Below is a report from RedGamingTech that claims that Nvidia has a new TITAN GPU in the works. This GPU is reportedly around 63% faster than Nvidia’s RTX 4090. If the data below is correct, this New GPU will be around 10% faster than Nvidia’s RTX 5090.

RTX-50-Performance-Targets.jpg
 
It's more like a 55% increase now (the 3070 is 55% faster than 1080Ti at both 1080p and 1440p, and 3070 is equal to 2080Ti), timestamped below.

Well yea, gaps over time tend to grow, especially once you get to like two generations behind with Nvidia products where driver optimization support tends to stop. And it was ever more the case with the switch to RTX/DX12U stuff where the 1080Ti was gonna fall farther behind after....yea, eight years. lol

But people aren't buying GPU's for how they'll perform 5+ years down the line.
 
I am well aware of that, but that's not the case here, the 1080Ti is still on the level of 5700XT/Radeon VII, but the Turing advantage grew over time in the new games.


The benchmark suite has no ray tracing tests. Only rasterization.
"The Turing advantages grew over time in the new games"

Yes, that's basically what I was saying.

Also, a game like Alan Wake 2 absolutely uses ray tracing.

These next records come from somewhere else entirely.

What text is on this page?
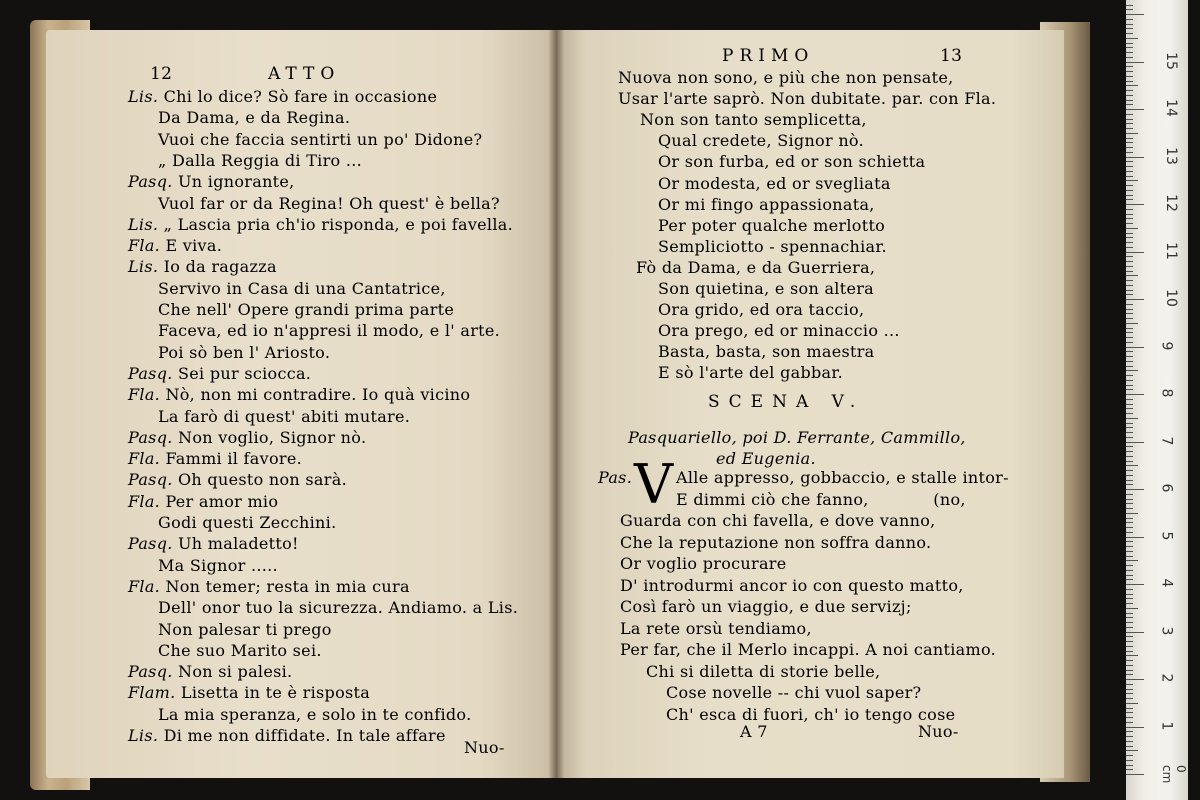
12	ATTO
Lis. Chi lo dice? Sò fare in occasione
Da Dama, e da Regina.
Vuoi che faccia sentirti un po' Didone?
„ Dalla Reggia di Tiro ...
Pasq. Un ignorante,
Vuol far or da Regina! Oh quest' è bella?
Lis. „ Lascia pria ch'io risponda, e poi favella.
Fla. E viva.
Lis. Io da ragazza
Servivo in Casa di una Cantatrice,
Che nell' Opere grandi prima parte
Faceva, ed io n'appresi il modo, e l' arte.
Poi sò ben l' Ariosto.
Pasq. Sei pur sciocca.
Fla. Nò, non mi contradire. Io quà vicino
La farò di quest' abiti mutare.
Pasq. Non voglio, Signor nò.
Fla. Fammi il favore.
Pasq. Oh questo non sarà.
Fla. Per amor mio
Godi questi Zecchini.
Pasq. Uh maladetto!
Ma Signor .....
Fla. Non temer; resta in mia cura
Dell' onor tuo la sicurezza. Andiamo. a Lis.
Non palesar ti prego
Che suo Marito sei.
Pasq. Non si palesi.
Flam. Lisetta in te è risposta
La mia speranza, e solo in te confido.
Lis. Di me non diffidate. In tale affare
Nuo-
PRIMO	13
Nuova non sono, e più che non pensate,
Usar l'arte saprò. Non dubitate. par. con Fla.
Non son tanto semplicetta,
Qual credete, Signor nò.
Or son furba, ed or son schietta
Or modesta, ed or svegliata
Or mi fingo appassionata,
Per poter qualche merlotto
Sempliciotto - spennachiar.
Fò da Dama, e da Guerriera,
Son quietina, e son altera
Ora grido, ed ora taccio,
Ora prego, ed or minaccio ...
Basta, basta, son maestra
E sò l'arte del gabbar.
SCENA V.
Pasquariello, poi D. Ferrante, Cammillo,
ed Eugenia.
Pas. V Alle appresso, gobbaccio, e stalle intor-
E dimmi ciò che fanno,            (no,
Guarda con chi favella, e dove vanno,
Che la reputazione non soffra danno.
Or voglio procurare
D' introdurmi ancor io con questo matto,
Così farò un viaggio, e due servizj;
La rete orsù tendiamo,
Per far, che il Merlo incappi. A noi cantiamo.
Chi si diletta di storie belle,
Cose novelle -- chi vuol saper?
Ch' esca di fuori, ch' io tengo cose
A 7	Nuo-
0 cm
1
2
3
4
5
6
7
8
9
10
11
12
13
14
15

Software ray tracing, but still something modern architectures are gonna handle better. Also of course support for mesh shaders.

I'm not entirely sure what point you're trying to make here. Sure, if Blackwell includes loads of future-orientated features that will get taken advantage of down the line and improve what's initially a disappointing performance improvement, cool. But that doesn't make it worthwhile in the moment if it's not a good leap otherwise.
 
I could believe it at $4000.

RGT dude got ripped!

"Titan AI" is a great name, Nvidia should take it.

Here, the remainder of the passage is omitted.